Dregovitsjen

Uit Wikipedia, de vrije encyclopedie

De Dregovitsjen (Oudkerkslavisch: дьрьговичи Wit-Russisch: Дрыгавічы, Dryhavitsjy,; Russisch: Дреговичи, Dregovitsji; Oekraïens: Дреговичі, Drehovytsji) waren een Slavische stam die gebieden langs de Pripjat en noordelijke delen van de rechteroever van de Dnjepr bewoonde. De naam van de stam is waarschijnlijk afgeleid van het oude Slavische woord дрегва of дрягва (dregva of drjagva) voor moeras, en zou dus "Moerasbewoners" betekenen.

De vroegst bekende verwijzing is in de 10e-eeuwse De administrando imperio van Constantijn Porphyrogennetos naar de "Droegovitsjen" als een van de volkeren die tribuut brachten aan het Kievse Rijk. In de 12e-eeuwse Nestorkroniek worden ze onder de "twaalf stammen" genoemd.

De kronieken vertellen niet veel over de Dregovitsjen. We weten alleen dat ze in Toerov hun eigen vorstelijke heerschappij hadden. In de 10e eeuw werd het land van de Dregovitsjen deel van het Kievse Rijk en later het Vorstendom Toerov. Het noordwestelijke deel van het land van de Dregovitsjen werd deel van het vorstendom Polotsk.

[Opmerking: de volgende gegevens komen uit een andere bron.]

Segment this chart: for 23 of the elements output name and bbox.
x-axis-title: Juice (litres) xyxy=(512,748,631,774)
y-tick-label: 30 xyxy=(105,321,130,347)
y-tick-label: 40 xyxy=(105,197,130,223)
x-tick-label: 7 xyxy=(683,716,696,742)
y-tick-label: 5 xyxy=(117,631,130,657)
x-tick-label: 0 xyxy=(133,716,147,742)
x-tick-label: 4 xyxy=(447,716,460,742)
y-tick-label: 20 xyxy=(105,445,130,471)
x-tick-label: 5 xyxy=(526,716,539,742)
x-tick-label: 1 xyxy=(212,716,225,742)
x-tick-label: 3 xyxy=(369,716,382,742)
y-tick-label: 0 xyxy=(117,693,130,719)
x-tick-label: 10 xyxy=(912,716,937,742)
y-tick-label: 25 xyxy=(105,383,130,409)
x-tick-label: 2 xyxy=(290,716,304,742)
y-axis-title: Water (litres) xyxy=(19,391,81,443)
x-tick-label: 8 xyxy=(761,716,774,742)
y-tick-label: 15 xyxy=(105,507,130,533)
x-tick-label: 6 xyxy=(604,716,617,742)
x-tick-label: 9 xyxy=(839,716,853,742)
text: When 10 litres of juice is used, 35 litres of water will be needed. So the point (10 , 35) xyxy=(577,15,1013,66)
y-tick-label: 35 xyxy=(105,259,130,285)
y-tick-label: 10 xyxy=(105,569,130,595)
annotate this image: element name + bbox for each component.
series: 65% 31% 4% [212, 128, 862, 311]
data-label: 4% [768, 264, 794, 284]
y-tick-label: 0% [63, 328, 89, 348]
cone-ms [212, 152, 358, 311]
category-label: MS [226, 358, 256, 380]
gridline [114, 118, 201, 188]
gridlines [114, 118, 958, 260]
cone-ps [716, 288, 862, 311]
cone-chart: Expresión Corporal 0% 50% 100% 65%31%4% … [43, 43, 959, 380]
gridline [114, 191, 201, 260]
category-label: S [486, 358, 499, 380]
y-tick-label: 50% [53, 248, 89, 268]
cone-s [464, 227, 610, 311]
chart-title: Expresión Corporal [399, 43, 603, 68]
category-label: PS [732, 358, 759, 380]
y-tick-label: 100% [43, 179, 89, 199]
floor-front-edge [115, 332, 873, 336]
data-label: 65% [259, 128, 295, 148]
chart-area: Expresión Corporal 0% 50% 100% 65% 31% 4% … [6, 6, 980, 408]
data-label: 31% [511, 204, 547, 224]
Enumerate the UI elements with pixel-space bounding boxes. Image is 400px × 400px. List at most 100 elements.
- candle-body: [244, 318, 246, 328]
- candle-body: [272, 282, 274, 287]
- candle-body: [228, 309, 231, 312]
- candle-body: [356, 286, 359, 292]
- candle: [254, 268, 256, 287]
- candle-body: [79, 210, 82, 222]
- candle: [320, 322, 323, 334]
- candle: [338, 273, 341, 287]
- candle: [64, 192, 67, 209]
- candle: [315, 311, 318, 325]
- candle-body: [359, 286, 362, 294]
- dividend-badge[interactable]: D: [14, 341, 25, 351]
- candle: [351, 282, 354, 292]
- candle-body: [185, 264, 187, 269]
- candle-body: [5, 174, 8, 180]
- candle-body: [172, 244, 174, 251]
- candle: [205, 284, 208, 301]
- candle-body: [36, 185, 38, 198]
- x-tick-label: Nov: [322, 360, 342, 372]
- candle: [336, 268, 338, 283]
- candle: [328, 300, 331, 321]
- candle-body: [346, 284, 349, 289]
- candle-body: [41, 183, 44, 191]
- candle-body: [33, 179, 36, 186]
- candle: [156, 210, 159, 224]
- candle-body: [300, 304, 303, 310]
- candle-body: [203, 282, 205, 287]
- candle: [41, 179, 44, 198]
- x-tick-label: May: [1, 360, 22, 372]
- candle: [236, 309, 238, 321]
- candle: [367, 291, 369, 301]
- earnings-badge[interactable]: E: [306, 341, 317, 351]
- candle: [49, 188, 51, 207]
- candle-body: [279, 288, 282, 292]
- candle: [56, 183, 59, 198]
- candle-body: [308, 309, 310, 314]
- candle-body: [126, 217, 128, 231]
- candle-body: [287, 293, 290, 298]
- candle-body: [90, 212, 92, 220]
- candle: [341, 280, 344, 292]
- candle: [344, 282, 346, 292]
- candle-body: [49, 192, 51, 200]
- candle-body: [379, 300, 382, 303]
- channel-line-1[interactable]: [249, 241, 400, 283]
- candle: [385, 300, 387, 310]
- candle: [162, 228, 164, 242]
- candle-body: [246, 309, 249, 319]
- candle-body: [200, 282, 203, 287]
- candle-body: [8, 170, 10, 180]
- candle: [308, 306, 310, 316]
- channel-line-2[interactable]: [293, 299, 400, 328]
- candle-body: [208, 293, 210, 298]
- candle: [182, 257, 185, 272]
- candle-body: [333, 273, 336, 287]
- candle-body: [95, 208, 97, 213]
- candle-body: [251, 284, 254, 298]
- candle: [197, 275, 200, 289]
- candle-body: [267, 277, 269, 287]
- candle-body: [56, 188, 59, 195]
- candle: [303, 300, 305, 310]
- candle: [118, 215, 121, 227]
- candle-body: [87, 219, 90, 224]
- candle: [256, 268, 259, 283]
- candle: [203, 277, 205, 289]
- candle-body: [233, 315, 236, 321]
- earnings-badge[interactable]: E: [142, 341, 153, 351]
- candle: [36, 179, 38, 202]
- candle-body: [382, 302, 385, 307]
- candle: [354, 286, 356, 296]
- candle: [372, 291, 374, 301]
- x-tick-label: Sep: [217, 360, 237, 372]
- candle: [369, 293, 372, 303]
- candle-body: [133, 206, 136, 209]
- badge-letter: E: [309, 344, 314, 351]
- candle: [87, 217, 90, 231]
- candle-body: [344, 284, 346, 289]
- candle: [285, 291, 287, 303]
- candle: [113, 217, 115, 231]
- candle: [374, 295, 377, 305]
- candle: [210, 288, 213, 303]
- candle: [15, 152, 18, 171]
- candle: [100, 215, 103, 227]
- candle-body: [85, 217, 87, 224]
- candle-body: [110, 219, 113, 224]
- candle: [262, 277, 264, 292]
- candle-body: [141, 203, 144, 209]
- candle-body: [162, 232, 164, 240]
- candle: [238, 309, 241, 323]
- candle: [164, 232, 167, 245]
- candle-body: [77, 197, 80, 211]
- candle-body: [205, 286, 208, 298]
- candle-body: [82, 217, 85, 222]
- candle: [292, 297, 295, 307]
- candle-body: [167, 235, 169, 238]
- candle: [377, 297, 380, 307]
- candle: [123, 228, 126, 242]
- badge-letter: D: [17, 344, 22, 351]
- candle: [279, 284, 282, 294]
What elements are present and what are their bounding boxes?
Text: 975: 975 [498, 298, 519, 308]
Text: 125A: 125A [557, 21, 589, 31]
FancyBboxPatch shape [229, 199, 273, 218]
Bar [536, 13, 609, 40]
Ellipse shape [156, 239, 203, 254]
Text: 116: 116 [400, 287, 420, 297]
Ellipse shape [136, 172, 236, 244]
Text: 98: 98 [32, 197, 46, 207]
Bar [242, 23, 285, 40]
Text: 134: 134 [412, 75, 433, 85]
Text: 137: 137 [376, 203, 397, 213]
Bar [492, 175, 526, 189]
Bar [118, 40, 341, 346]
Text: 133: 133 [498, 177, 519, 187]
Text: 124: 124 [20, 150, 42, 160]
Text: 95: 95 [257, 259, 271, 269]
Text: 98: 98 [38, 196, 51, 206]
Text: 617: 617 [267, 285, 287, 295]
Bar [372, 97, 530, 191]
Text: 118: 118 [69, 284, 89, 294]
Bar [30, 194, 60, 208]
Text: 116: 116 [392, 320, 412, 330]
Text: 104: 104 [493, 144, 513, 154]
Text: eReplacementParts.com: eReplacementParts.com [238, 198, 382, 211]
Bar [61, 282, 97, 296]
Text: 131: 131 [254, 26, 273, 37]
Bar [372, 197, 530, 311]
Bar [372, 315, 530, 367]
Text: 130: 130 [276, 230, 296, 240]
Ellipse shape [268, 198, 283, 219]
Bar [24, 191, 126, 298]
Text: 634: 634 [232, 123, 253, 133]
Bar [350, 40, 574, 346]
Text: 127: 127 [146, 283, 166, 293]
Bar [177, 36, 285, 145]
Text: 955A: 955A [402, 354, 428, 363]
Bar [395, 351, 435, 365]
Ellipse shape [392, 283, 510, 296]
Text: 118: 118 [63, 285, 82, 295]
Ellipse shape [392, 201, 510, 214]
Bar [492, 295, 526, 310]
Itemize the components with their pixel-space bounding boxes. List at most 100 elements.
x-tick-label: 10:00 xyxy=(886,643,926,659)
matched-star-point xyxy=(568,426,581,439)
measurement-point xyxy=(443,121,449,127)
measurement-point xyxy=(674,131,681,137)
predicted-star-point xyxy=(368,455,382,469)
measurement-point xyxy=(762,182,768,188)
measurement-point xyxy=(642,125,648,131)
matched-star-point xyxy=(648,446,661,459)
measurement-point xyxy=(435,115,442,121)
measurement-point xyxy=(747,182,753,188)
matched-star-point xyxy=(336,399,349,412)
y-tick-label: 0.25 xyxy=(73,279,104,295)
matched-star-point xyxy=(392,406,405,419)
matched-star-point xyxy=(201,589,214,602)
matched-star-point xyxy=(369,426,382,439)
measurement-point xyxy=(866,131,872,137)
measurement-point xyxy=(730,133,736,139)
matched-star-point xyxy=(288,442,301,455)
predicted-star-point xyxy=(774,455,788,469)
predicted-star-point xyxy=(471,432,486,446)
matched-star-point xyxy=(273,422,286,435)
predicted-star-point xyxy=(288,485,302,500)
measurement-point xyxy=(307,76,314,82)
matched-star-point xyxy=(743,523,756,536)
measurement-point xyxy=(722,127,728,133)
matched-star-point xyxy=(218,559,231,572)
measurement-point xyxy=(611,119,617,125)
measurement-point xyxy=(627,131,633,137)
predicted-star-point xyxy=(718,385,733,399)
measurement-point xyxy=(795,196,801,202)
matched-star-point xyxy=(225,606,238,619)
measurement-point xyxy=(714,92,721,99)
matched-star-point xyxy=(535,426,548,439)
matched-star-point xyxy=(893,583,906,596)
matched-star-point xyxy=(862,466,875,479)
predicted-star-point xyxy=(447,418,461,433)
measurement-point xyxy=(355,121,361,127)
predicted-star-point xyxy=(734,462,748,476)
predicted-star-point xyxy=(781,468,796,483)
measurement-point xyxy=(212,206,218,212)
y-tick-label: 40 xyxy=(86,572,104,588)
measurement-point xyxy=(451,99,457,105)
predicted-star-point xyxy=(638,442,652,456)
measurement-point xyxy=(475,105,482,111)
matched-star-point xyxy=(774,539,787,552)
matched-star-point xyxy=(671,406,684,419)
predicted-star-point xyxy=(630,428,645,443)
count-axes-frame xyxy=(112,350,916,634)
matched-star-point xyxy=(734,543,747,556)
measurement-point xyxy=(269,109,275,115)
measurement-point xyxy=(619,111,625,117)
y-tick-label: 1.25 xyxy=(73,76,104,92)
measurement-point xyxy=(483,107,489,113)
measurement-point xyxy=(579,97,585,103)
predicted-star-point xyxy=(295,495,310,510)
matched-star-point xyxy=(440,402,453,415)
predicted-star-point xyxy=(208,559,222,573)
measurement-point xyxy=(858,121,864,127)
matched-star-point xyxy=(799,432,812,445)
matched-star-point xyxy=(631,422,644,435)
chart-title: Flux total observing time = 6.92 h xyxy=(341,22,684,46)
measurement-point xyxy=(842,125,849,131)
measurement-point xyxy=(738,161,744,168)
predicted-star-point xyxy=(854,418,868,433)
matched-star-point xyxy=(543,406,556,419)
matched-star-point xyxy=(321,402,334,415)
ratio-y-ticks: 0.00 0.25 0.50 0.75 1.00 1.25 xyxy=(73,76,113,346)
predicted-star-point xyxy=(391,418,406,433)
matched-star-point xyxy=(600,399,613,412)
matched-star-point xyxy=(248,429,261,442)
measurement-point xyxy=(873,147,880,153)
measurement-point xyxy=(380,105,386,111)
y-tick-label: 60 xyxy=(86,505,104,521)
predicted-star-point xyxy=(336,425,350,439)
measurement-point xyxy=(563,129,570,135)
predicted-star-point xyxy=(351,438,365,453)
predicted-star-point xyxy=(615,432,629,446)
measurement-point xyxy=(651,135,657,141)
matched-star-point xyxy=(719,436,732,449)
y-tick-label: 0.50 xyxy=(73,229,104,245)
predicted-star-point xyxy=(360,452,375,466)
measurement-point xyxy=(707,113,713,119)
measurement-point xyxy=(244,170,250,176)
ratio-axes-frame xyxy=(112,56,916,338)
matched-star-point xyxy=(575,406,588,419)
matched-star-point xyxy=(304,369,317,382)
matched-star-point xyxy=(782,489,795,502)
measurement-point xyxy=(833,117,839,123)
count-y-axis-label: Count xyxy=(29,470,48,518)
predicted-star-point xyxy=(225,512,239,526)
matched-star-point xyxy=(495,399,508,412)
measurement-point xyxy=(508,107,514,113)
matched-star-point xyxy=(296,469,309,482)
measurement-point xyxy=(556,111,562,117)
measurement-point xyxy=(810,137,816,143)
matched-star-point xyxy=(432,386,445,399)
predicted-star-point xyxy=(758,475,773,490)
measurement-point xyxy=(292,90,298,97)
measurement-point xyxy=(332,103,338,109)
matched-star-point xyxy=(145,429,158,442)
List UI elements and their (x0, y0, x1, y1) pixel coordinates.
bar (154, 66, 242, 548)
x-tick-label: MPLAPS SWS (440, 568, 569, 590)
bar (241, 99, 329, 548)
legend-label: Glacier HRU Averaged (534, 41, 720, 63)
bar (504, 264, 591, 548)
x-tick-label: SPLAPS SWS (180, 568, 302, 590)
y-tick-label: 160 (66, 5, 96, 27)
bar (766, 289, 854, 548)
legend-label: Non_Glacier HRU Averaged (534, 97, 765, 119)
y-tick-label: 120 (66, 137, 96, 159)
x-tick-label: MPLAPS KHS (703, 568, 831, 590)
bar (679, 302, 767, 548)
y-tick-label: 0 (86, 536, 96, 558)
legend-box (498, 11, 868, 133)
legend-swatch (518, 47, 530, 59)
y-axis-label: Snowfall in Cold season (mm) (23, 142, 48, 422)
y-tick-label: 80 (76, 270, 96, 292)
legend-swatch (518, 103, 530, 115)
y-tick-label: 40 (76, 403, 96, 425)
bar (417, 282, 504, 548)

De Dregovitsjen lieten langs de Pripjat een aantal archeologische restanten na uit de 9e en 10e eeuw, zoals de resten van agrarische nederzettingen en grafheuvels met gecremeerde lichamen. In latere grafheuvels uit de 11e-12e eeuw werden intacte skeletten gevonden. Er zijn grafstructuren die lijken op kleine houten huizen met zadeldaken.